From: Discourse on malaria elimination: where do forcibly displaced persons fit in these discussions?

Key points:
1 Forcibly displaced individuals, including refugees and internally displaced persons (IDPs), represent some of the poorest, most vulnerable populations that often lack a political and advocacy voice.
2 Of all refugees protected under the mandate of UNHCR, 67.5% are affected by malaria (approximately 7 million persons).
3 Countries affected by humanitarian emergencies and hosting displaced populations face significant obstacles in the implementation of effective malaria control and elimination strategies.
4 Rarely have displaced populations been included in national- and/or regional-level strategies.
5 Malaria control and elimination strategies require long-term political and financial commitment.

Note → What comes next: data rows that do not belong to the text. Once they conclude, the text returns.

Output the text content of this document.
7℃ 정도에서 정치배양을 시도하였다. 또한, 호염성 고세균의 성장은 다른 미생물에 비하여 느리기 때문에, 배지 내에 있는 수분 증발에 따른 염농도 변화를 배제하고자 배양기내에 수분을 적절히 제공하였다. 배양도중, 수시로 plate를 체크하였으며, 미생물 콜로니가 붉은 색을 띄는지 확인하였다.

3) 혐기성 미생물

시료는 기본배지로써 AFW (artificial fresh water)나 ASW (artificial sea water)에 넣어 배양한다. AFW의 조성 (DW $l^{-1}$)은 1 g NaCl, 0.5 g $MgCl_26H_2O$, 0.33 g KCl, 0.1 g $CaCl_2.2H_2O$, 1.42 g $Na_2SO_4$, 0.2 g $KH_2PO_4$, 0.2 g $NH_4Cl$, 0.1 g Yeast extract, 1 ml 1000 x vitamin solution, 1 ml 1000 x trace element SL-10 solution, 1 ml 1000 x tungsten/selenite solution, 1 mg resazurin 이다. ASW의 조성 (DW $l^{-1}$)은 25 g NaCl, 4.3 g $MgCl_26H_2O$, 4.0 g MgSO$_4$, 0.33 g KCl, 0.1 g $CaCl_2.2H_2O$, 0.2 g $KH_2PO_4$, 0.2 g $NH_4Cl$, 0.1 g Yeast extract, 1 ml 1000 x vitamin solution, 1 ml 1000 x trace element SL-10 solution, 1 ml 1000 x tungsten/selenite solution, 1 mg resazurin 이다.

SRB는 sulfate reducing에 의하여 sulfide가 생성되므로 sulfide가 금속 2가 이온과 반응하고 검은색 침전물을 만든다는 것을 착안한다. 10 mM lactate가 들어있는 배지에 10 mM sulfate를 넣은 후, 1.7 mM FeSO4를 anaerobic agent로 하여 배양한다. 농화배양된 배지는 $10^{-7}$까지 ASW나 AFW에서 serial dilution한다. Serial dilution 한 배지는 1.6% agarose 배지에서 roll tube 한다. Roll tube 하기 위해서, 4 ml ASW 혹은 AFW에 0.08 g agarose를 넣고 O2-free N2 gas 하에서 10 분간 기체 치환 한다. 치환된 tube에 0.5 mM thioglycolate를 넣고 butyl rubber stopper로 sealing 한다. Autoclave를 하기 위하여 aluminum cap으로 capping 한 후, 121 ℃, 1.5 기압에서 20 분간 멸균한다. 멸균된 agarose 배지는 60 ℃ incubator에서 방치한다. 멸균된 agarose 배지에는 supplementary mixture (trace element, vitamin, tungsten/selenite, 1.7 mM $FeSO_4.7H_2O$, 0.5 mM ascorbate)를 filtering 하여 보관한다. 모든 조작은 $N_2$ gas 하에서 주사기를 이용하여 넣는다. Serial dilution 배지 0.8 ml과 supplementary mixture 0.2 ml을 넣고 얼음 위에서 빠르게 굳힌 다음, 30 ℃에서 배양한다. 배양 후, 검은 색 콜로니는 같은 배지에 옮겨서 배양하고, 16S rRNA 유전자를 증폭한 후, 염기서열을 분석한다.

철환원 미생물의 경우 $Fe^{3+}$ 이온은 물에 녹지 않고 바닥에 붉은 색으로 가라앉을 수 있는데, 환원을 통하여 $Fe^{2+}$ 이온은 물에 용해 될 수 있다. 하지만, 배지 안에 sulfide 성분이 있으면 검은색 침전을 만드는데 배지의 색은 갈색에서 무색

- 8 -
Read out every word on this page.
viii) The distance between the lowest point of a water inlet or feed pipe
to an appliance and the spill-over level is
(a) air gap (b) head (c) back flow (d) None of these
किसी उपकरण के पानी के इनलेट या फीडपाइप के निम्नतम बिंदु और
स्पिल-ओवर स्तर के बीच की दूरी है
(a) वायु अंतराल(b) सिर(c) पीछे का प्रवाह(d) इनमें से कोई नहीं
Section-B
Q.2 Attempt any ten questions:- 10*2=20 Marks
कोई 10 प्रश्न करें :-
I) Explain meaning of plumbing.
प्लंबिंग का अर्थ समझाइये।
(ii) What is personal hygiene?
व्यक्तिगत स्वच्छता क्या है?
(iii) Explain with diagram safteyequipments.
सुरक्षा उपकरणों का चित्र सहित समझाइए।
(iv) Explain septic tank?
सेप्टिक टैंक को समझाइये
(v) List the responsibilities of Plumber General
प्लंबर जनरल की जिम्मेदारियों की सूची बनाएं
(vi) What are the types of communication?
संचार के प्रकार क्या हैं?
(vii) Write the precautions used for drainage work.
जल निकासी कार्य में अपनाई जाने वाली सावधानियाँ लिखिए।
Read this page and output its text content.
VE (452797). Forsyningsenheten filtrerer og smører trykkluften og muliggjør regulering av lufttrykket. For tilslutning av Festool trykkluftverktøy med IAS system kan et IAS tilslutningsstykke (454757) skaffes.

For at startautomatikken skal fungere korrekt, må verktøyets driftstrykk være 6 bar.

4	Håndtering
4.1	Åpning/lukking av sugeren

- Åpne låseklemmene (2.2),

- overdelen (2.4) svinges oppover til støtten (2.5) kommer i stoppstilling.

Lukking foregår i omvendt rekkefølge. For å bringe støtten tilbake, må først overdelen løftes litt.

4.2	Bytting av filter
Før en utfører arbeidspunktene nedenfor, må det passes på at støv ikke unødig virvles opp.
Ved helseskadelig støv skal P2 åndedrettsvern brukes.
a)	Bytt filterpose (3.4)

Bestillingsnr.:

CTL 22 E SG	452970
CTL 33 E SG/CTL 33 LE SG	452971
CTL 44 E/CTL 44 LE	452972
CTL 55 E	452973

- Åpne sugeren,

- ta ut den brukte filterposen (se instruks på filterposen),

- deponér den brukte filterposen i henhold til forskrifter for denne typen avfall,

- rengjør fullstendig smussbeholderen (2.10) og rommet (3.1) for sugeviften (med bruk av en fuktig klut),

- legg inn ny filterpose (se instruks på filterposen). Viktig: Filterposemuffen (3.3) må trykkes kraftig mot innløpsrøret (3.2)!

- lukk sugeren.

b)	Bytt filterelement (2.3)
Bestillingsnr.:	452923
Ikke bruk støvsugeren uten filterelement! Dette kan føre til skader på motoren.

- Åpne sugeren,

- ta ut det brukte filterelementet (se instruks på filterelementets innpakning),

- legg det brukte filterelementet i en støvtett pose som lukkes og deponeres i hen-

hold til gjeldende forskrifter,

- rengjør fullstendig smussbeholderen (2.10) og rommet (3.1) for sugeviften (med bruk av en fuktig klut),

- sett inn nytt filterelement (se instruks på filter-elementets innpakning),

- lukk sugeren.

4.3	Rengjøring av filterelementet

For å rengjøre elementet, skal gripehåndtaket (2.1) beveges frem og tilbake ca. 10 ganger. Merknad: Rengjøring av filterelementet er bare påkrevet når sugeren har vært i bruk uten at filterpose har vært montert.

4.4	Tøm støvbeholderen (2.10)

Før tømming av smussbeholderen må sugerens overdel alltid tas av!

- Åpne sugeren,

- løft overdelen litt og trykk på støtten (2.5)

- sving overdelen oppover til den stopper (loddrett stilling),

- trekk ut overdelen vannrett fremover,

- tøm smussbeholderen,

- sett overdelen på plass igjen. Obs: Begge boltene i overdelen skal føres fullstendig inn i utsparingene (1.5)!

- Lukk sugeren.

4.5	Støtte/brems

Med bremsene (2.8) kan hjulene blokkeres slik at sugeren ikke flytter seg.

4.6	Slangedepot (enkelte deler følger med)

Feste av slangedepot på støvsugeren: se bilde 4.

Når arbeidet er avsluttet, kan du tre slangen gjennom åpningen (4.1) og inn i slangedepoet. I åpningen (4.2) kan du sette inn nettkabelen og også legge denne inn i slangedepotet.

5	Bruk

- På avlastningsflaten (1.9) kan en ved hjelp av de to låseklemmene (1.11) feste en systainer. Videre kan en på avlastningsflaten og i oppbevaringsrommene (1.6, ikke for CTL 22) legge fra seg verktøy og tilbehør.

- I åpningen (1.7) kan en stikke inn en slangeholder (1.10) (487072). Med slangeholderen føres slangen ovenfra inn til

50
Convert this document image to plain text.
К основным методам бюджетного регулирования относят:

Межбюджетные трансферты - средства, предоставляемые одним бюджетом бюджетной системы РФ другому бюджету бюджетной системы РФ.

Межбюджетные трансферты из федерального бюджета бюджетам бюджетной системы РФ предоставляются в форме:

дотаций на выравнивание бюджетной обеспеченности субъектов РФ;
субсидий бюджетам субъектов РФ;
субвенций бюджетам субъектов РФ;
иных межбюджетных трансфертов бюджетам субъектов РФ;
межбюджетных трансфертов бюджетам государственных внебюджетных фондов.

Refugees, IDPs and other forcibly displaced persons run the risk of being further ignored in the current climate of decreasing global resources.
6 Equity in malaria control cannot be achieved without consideration of forcibly displaced populations.
Key recommendations:
1 Acknowledge and address the impact of forcibly displaced populations on malaria control and elimination programmes.
2 Improve surveillance, data collection and analysis to better understand the magnitude of the problem (including national and forcibly displaced populations) in order to effectively plan and implement appropriate malaria control interventions.
3 Promote the active participation and partnership of the forcibly displaced population in malaria control programming and implementation.
4 Advocate for the forcibly displaced populations to improve equity when developing national- and regional-level strategies.